3.  Tell us a bit about V. How did she first come to you -- how did you create this character?

 

All my protagonists start out with one of my wounds, or a side of myself I want to explore. While Selah in Good Different is discovering her autism, I wanted V to (at least start) loud and proud about her autism. With V I wanted to explore how I love being autistic, but people can make me doubt this, or make me wonder if I am only appreciated when I’m a high-masking, well-behaved autistic. Would I still be loved as sincerely if I struggled more intensly with impulse regulation, or RSD, or externalizing symptoms? Have I always been told I’m a “good kid” in large part because I happen to be someone who internalizes her symptoms? What are the ramifications of this? I know surely that for those who truly love me, I am loved as I am. But this doesn’t mean doubt can’t creep in, and hurtful interactions can make me doubt myself. And when I struggle, I write about it, because I’m learning alongside my protagonist. I wanted to see how V found a way through to learn how I might be able to more healthily deal with my feelings and invite room for grace and restoration when possible. 

 

4. V's grandmother is a difficult and complex character. Her uptight anxiety is so palpable, it almost jumps off the page. Tell us a bit more about how she came about.

 

This story started from feeling greatly hurt by a few different people—people I greatly looked up to that disappointed me, but also people that I really had trouble understanding. I knew part of the reason I needed to write this book was to learn empathy for people that seem, to me, to have shallow, superficial interests, or people who do things that just make no sense to me. 

 

Being autistic, I can easily default to black and white thinking. I know I need to be particularly proactive to counteract this impulse. Because of this, much of my antatgonist character creation starts with my superficial, flat impression of people that have led me to feel frustrated or hurt. But then, I ask what the other side might be. The why. When I came to my mother with my hurt feelings, she asked me, “Is it possible this person is feeling X? That they might do this because of Y?” It’s such a simple but powerful set of questions. I realized I had neever taken the time to try to explain (note, not justify) this person’s behavior. It’s so easy for us to take the hurt, or the negative experience, and to make that a person’s entire personality. To assume that people are out to get us, that they are purposefully rude or hurtful or ableist or unkind. But the reality is, most of us think we’re doing the right thing when we do something. The reality is, we all mess up. And all of us have a reason why we do things.
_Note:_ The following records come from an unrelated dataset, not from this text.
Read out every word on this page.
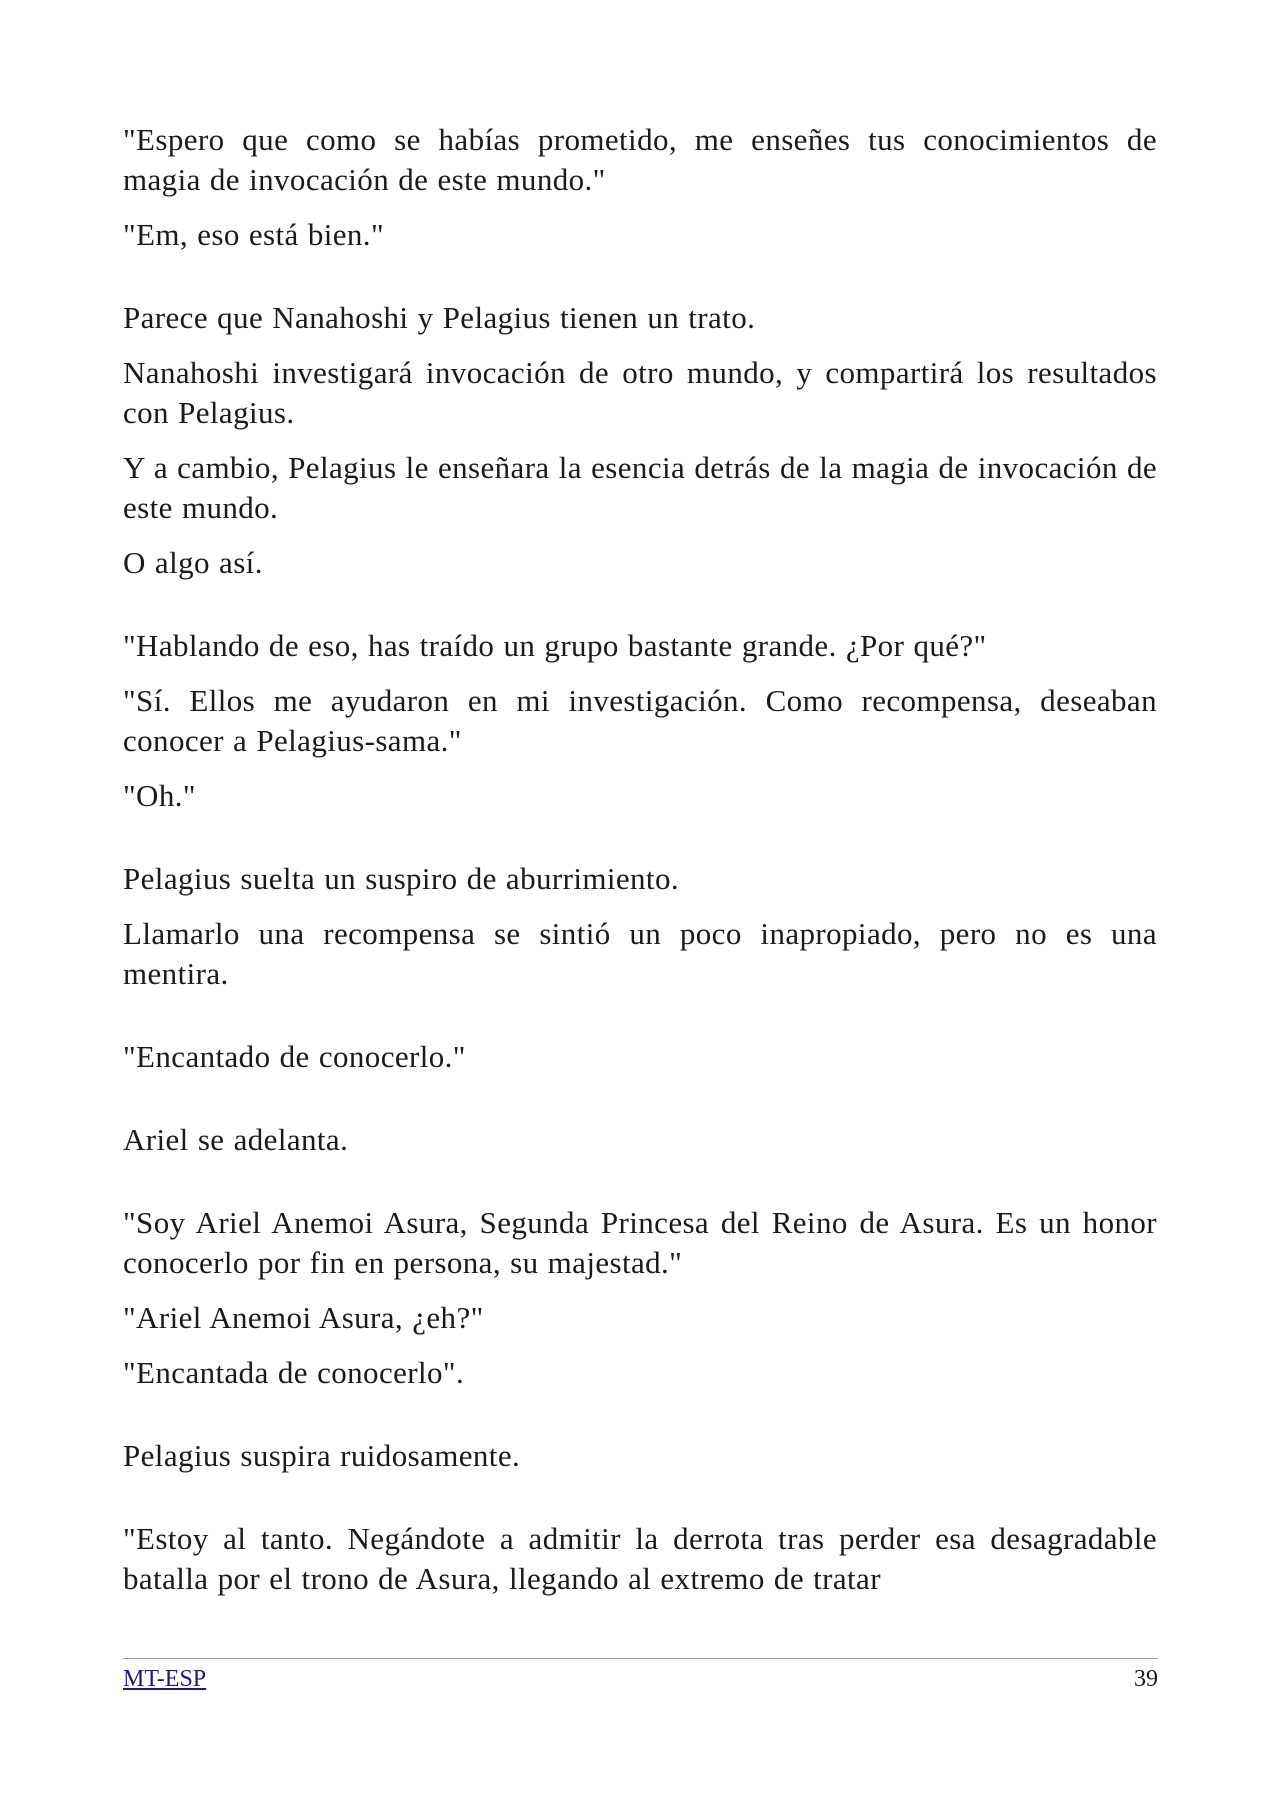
"Espero que como se habías prometido, me enseñes tus conocimientos de magia de invocación de este mundo."

"Em, eso está bien."

Parece que Nanahoshi y Pelagius tienen un trato.

Nanahoshi investigará invocación de otro mundo, y compartirá los resultados con Pelagius.

Y a cambio, Pelagius le enseñara la esencia detrás de la magia de invocación de este mundo.

O algo así.

"Hablando de eso, has traído un grupo bastante grande. ¿Por qué?"

"Sí. Ellos me ayudaron en mi investigación. Como recompensa, deseaban conocer a Pelagius-sama."

"Oh."

Pelagius suelta un suspiro de aburrimiento.

Llamarlo una recompensa se sintió un poco inapropiado, pero no es una mentira.

"Encantado de conocerlo."

Ariel se adelanta.

"Soy Ariel Anemoi Asura, Segunda Princesa del Reino de Asura. Es un honor conocerlo por fin en persona, su majestad."

"Ariel Anemoi Asura, ¿eh?"

"Encantada de conocerlo".

Pelagius suspira ruidosamente.

"Estoy al tanto. Negándote a admitir la derrota tras perder esa desagradable batalla por el trono de Asura, llegando al extremo de tratar

MT-ESP	39
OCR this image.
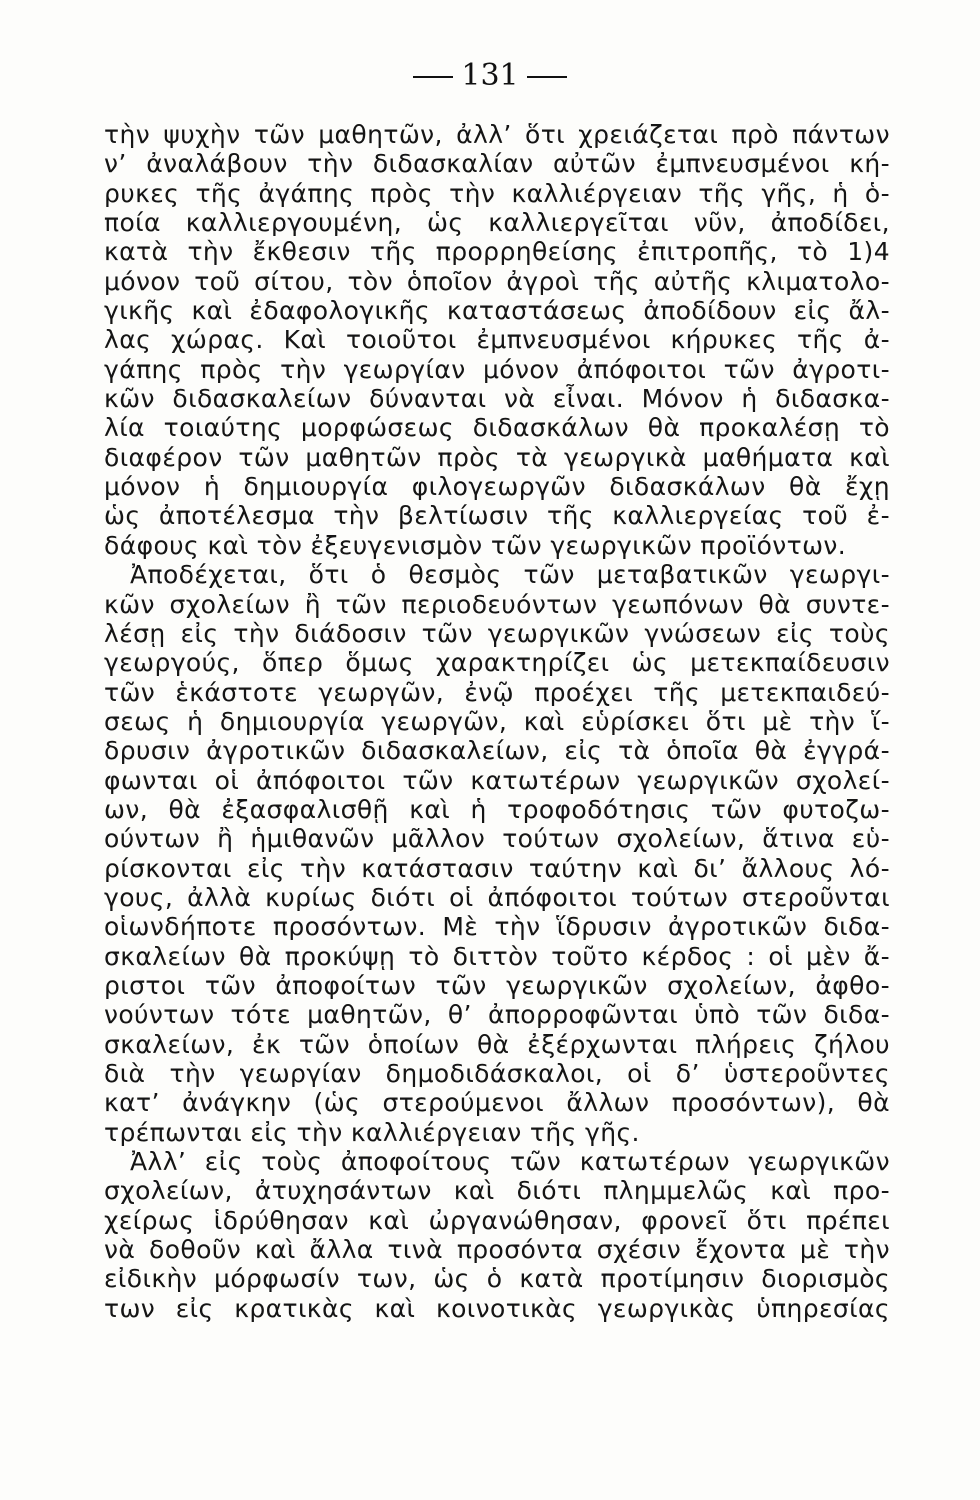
131
τὴν ψυχὴν τῶν μαθητῶν, ἀλλ’ ὅτι χρειάζεται πρὸ πάντων
ν’ ἀναλάβουν τὴν διδασκαλίαν αὐτῶν ἐμπνευσμένοι κή-
ρυκες τῆς ἀγάπης πρὸς τὴν καλλιέργειαν τῆς γῆς, ἡ ὁ-
ποία καλλιεργουμένη, ὡς καλλιεργεῖται νῦν, ἀποδίδει,
κατὰ τὴν ἔκθεσιν τῆς προρρηθείσης ἐπιτροπῆς, τὸ 1)4
μόνον τοῦ σίτου, τὸν ὁποῖον ἀγροὶ τῆς αὐτῆς κλιματολο-
γικῆς καὶ ἐδαφολογικῆς καταστάσεως ἀποδίδουν εἰς ἄλ-
λας χώρας. Καὶ τοιοῦτοι ἐμπνευσμένοι κήρυκες τῆς ἀ-
γάπης πρὸς τὴν γεωργίαν μόνον ἀπόφοιτοι τῶν ἀγροτι-
κῶν διδασκαλείων δύνανται νὰ εἶναι. Μόνον ἡ διδασκα-
λία τοιαύτης μορφώσεως διδασκάλων θὰ προκαλέσῃ τὸ
διαφέρον τῶν μαθητῶν πρὸς τὰ γεωργικὰ μαθήματα καὶ
μόνον ἡ δημιουργία φιλογεωργῶν διδασκάλων θὰ ἔχῃ
ὡς ἀποτέλεσμα τὴν βελτίωσιν τῆς καλλιεργείας τοῦ ἐ-
δάφους καὶ τὸν ἐξευγενισμὸν τῶν γεωργικῶν προϊόντων.
Ἀποδέχεται, ὅτι ὁ θεσμὸς τῶν μεταβατικῶν γεωργι-
κῶν σχολείων ἢ τῶν περιοδευόντων γεωπόνων θὰ συντε-
λέσῃ εἰς τὴν διάδοσιν τῶν γεωργικῶν γνώσεων εἰς τοὺς
γεωργούς, ὅπερ ὅμως χαρακτηρίζει ὡς μετεκπαίδευσιν
τῶν ἑκάστοτε γεωργῶν, ἐνῷ προέχει τῆς μετεκπαιδεύ-
σεως ἡ δημιουργία γεωργῶν, καὶ εὑρίσκει ὅτι μὲ τὴν ἵ-
δρυσιν ἀγροτικῶν διδασκαλείων, εἰς τὰ ὁποῖα θὰ ἐγγρά-
φωνται οἱ ἀπόφοιτοι τῶν κατωτέρων γεωργικῶν σχολεί-
ων, θὰ ἐξασφαλισθῇ καὶ ἡ τροφοδότησις τῶν φυτοζω-
ούντων ἢ ἡμιθανῶν μᾶλλον τούτων σχολείων, ἅτινα εὑ-
ρίσκονται εἰς τὴν κατάστασιν ταύτην καὶ δι’ ἄλλους λό-
γους, ἀλλὰ κυρίως διότι οἱ ἀπόφοιτοι τούτων στεροῦνται
οἱωνδήποτε προσόντων. Μὲ τὴν ἵδρυσιν ἀγροτικῶν διδα-
σκαλείων θὰ προκύψῃ τὸ διττὸν τοῦτο κέρδος : οἱ μὲν ἄ-
ριστοι τῶν ἀποφοίτων τῶν γεωργικῶν σχολείων, ἀφθο-
νούντων τότε μαθητῶν, θ’ ἀπορροφῶνται ὑπὸ τῶν διδα-
σκαλείων, ἐκ τῶν ὁποίων θὰ ἐξέρχωνται πλήρεις ζήλου
διὰ τὴν γεωργίαν δημοδιδάσκαλοι, οἱ δ’ ὑστεροῦντες
κατ’ ἀνάγκην (ὡς στερούμενοι ἄλλων προσόντων), θὰ
τρέπωνται εἰς τὴν καλλιέργειαν τῆς γῆς.
Ἀλλ’ εἰς τοὺς ἀποφοίτους τῶν κατωτέρων γεωργικῶν
σχολείων, ἀτυχησάντων καὶ διότι πλημμελῶς καὶ προ-
χείρως ἱδρύθησαν καὶ ὠργανώθησαν, φρονεῖ ὅτι πρέπει
νὰ δοθοῦν καὶ ἄλλα τινὰ προσόντα σχέσιν ἔχοντα μὲ τὴν
εἰδικὴν μόρφωσίν των, ὡς ὁ κατὰ προτίμησιν διορισμὸς
των εἰς κρατικὰς καὶ κοινοτικὰς γεωργικὰς ὑπηρεσίας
When I apply this exercise to my characters, they suddenly become much more interesting, and they have a lot to teach my protagonist—as well as me. 

 

5. Both V and your first novel's Selah have significant trouble regulating violent/destructive impulses. Can you tell us a bit about why this is part of their nature?

 

This is a really interesting question. The boring answer is that characters need to be active—and having them be destructive is an easy way to be active. A more interesting answer might be that these were my instinctual narrative impulses (though I think my editor had to encourage me to keep pushing V’s pranks to be harsher, more honest and messy), and that they rang true to me. When we hurt, when we’re overstimulated, sometimes we say and do things that we wouldn’t do otherwise. Perhaps that speaks to certain impulses I’ve subconsciously learned to mask? 

 

6. Tell us more about what's on the horizon -- are you working on any more stories? 

 

I have some exciting things in the works that I hope I can share more about soon (by the time this publishes, I think I’ll be able to say it though)

 

I’m so excited to have a Good Different companion novel in the works, and a YA with two autistic leads (that I’ve been working on for over ten years now, so it’s such a joy to know it’s coming out into the world)! Being undiagnosed for most of my life, I’m really enjoying exploring what it means to be autistic and how to be a healthy autistic person in a neurotypical, often ableist world. So we’ll see where that leads me as I play with future ideas!